Fresh garden peas are one of my favorites. We use a cattle panels for a trellis. Grandpa used small tree branches stuck into the ground near the plants. Usually eat fresh peas on the 4th around here. Not this year. Too much rain. Plants are just starting to flower. Corn aint going to be knee high either.


----------



## ChoppyChoppy (Jun 20, 2017)

You can buy meat for less than $7 a lb? Where? Maybe lardy nasty burgers! 

I cooked up some Sirloin steak Sunday, was the cheap cuts, still was $15/lb.


----------



## Del_ (Jun 20, 2017)

ValleyFirewood said:


> You can buy meat for less than $7 a lb? Where? Maybe lardy nasty burgers!
> 
> I cooked up some Sirloin steak Sunday, was the cheap cuts, still was $15/lb.



We get chicken for $1 per pound at the supermarket. We don't eat steak but once per month maybe and then it is eating out.


----------



## chuckwood (Jun 20, 2017)

ValleyFirewood said:


> You can buy meat for less than $7 a lb? Where? Maybe lardy nasty burgers!
> 
> I cooked up some Sirloin steak Sunday, was the cheap cuts, still was $15/lb.
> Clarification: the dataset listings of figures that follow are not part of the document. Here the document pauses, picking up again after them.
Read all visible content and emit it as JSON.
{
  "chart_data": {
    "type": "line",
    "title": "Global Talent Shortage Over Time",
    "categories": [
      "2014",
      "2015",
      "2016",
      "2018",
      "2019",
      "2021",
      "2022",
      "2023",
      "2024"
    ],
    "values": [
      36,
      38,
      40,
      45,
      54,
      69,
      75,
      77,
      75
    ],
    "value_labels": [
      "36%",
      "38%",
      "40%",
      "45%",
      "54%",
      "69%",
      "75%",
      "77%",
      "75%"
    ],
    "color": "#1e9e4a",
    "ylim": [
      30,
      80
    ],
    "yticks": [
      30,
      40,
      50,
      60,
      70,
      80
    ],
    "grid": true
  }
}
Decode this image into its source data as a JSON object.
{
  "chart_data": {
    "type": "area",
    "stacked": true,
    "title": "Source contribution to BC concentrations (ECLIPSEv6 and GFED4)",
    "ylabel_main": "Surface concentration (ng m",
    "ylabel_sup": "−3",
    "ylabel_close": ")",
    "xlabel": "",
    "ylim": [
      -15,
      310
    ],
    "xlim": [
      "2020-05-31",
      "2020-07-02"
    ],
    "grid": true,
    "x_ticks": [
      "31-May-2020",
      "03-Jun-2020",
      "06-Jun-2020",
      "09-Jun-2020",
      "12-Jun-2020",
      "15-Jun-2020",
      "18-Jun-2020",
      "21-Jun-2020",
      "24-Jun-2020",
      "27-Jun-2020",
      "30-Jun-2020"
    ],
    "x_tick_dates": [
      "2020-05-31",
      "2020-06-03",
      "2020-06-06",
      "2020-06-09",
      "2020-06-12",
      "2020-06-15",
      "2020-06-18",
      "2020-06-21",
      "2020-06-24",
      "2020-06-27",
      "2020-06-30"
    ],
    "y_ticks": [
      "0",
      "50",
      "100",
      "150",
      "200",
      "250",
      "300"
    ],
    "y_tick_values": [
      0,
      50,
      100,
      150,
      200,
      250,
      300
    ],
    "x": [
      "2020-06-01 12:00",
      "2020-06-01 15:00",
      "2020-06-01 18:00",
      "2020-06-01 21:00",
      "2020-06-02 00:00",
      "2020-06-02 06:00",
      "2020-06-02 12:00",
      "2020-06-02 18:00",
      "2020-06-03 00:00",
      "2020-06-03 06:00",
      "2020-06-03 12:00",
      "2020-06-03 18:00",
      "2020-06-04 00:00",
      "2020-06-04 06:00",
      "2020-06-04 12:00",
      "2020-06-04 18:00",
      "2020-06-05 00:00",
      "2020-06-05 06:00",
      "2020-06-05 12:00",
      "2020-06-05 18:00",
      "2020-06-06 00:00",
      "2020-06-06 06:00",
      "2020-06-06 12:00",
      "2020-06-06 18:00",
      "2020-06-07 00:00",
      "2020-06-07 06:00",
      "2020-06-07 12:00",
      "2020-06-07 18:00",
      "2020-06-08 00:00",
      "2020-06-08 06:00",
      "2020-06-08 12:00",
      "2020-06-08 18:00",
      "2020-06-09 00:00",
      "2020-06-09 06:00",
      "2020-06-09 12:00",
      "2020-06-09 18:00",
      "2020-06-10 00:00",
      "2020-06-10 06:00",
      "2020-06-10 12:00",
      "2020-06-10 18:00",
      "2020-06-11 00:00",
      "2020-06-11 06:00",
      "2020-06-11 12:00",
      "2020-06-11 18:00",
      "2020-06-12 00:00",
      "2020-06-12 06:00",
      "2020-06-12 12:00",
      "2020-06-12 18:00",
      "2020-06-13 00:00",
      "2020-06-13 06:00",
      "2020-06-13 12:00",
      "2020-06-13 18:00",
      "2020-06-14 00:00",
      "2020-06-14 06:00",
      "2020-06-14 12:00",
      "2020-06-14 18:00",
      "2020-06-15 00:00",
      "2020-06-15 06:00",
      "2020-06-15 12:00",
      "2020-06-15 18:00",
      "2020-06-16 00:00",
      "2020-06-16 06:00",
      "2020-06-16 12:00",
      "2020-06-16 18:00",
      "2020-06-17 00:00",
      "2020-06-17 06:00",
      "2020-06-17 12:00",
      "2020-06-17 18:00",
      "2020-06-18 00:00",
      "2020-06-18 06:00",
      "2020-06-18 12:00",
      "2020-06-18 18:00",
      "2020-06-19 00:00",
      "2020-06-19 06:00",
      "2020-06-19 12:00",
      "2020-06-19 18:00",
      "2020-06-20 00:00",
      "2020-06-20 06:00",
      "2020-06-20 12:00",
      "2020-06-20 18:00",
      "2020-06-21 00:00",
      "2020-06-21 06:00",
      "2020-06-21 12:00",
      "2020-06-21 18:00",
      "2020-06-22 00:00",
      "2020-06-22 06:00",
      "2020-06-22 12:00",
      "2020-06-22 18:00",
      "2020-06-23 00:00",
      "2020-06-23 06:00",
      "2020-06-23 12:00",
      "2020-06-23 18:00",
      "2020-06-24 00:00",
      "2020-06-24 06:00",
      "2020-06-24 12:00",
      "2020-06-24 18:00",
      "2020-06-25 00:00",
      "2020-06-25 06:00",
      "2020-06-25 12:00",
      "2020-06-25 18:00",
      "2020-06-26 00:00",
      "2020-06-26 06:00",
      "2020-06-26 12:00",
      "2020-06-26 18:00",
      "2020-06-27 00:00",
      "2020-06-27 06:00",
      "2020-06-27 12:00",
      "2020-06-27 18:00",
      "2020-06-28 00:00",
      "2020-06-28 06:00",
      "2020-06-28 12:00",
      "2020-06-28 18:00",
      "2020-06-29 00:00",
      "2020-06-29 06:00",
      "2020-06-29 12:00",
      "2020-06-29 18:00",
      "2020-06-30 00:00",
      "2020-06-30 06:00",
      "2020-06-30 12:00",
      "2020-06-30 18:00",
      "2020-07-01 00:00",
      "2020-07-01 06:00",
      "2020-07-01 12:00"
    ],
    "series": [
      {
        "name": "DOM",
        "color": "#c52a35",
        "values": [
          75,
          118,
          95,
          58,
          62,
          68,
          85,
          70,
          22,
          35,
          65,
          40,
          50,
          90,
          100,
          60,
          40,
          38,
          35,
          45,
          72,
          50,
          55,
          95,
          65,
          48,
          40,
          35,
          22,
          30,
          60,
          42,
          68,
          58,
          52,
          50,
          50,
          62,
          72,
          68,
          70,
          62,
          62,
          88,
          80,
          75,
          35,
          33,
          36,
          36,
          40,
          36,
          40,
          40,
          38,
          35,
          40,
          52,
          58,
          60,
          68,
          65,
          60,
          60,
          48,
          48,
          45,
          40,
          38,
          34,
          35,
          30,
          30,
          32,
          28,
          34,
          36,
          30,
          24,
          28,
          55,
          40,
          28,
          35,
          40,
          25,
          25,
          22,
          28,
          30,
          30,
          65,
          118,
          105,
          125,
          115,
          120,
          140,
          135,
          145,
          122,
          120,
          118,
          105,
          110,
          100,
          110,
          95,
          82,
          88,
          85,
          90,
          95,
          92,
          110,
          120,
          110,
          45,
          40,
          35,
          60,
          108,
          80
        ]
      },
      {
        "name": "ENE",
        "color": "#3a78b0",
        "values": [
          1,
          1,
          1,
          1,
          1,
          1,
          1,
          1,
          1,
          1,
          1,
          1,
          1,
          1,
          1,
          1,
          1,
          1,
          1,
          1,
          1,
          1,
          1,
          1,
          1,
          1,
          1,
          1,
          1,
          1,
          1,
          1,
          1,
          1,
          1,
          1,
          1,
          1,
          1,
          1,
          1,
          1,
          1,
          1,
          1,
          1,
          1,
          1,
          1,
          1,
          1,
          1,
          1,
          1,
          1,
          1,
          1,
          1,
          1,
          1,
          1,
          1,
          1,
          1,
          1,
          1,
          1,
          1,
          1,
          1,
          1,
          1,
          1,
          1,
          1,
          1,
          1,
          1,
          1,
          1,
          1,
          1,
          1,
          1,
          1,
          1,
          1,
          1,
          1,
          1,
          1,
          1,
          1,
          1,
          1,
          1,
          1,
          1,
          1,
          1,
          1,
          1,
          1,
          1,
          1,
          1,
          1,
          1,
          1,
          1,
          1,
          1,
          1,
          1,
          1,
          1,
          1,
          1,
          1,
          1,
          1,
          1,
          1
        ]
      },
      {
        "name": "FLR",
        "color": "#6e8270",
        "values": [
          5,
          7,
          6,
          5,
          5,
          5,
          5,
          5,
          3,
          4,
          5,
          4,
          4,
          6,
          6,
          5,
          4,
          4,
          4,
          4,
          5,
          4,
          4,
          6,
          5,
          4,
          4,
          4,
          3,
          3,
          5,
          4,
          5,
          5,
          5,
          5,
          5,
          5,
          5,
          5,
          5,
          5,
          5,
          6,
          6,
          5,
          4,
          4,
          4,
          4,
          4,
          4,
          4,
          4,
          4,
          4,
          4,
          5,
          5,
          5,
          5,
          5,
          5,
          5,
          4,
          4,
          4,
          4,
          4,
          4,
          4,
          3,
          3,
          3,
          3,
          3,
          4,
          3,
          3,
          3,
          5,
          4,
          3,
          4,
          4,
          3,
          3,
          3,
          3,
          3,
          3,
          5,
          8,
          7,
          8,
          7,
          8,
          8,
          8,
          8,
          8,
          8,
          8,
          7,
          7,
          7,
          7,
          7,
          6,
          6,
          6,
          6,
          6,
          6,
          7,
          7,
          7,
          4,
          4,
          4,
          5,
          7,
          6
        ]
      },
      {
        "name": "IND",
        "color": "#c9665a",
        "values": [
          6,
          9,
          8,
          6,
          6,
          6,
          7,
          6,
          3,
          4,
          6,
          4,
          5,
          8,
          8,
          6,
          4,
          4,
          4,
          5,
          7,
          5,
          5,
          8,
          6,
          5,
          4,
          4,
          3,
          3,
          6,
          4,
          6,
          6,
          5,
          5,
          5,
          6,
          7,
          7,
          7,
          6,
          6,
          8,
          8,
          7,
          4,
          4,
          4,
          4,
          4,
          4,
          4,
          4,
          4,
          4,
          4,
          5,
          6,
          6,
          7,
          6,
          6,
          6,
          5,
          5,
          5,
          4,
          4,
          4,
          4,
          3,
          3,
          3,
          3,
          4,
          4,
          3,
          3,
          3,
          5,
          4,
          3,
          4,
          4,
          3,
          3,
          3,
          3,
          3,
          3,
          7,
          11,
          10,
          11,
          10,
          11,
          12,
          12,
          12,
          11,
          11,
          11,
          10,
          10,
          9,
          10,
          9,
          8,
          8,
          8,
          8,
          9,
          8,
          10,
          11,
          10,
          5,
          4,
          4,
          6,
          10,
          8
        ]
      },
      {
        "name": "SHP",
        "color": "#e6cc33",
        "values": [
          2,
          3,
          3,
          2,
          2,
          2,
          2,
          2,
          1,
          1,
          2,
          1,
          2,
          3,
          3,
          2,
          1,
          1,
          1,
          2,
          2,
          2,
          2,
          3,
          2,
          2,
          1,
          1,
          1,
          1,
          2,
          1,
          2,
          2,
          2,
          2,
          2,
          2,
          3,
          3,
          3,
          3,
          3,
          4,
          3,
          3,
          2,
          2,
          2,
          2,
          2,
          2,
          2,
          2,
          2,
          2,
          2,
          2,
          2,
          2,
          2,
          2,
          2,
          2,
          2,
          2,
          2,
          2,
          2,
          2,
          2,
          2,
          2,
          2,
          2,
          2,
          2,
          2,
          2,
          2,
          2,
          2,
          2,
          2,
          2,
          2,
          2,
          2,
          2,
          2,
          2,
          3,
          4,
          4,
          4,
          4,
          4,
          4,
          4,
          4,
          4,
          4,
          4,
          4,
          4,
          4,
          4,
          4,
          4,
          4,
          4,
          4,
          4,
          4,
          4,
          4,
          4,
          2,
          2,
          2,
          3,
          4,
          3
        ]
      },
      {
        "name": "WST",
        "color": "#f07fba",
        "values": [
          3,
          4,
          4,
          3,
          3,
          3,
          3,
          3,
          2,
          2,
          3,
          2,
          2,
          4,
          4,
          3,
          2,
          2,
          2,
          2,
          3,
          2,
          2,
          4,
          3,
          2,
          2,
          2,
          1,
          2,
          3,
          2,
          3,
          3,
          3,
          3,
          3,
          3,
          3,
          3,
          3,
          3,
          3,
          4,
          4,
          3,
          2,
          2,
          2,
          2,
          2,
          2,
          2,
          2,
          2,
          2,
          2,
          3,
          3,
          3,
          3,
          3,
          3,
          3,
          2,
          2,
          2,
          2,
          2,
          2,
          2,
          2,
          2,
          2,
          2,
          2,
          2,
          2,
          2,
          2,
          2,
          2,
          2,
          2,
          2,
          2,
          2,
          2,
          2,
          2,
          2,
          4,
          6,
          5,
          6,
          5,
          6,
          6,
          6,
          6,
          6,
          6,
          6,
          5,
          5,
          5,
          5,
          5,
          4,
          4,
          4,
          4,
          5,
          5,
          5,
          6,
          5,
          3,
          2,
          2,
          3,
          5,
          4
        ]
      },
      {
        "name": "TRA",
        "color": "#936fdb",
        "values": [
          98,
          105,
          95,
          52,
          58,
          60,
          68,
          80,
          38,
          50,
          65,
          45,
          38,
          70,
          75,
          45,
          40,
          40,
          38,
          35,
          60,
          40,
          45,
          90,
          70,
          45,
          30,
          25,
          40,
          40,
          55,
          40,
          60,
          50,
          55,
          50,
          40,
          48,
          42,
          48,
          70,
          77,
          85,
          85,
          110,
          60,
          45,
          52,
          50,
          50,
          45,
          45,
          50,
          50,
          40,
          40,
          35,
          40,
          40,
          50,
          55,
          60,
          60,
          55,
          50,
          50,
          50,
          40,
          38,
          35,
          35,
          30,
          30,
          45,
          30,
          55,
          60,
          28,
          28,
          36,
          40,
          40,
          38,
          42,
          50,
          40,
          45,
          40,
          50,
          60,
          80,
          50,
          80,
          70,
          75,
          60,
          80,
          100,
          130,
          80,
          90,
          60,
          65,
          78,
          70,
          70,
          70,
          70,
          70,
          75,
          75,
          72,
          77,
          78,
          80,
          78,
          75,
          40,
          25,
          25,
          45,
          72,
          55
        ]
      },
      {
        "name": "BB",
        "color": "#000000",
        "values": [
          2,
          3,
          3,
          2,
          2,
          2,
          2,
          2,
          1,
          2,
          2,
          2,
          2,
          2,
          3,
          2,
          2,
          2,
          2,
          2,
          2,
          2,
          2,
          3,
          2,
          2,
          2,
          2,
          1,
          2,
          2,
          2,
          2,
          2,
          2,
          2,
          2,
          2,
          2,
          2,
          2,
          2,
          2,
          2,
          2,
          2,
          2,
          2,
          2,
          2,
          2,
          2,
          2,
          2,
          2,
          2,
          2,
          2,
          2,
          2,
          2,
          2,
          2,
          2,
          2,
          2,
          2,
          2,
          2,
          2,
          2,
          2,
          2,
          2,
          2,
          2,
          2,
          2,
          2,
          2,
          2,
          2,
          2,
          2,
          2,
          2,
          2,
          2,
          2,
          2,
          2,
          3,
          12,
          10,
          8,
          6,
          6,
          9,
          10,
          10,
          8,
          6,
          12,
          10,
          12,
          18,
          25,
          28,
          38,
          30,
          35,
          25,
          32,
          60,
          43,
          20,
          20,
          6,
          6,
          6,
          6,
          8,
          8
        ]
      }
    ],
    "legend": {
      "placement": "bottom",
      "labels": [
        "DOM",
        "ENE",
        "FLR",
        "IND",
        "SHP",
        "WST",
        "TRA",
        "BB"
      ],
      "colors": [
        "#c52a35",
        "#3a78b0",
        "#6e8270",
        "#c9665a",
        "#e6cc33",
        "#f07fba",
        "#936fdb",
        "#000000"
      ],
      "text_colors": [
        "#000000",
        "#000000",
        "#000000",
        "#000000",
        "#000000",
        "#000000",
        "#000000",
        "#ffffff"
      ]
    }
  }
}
Meat must be really high in AK. I just bought a ten pound bag of chicken legs and thighs here for $7.00. I use some of it for feeding the pan handling foxes I've got here that show up in my back yard in the evenings. But it's ok for human consumption, I get it at a discount grocery store nearby. They sell reasonably lean ground chuck for around four bucks a pound. I'm not much of a meat eater however. The "regular" meat isn't in the same category as the organic stuff which is about twice as expensive - the foxes don't get any of that and the el cheapo grocery stores don't sell it. I try to eat organic as much as possible, that's why I grow most of my own food nowadays.


----------



## ChoppyChoppy (Jun 21, 2017)

Del_ said:


> We get chicken for $1 per pound at the supermarket. We don't eat steak but once per month maybe and then it is eating out.



It comes on sale for $3/lb sometimes.


----------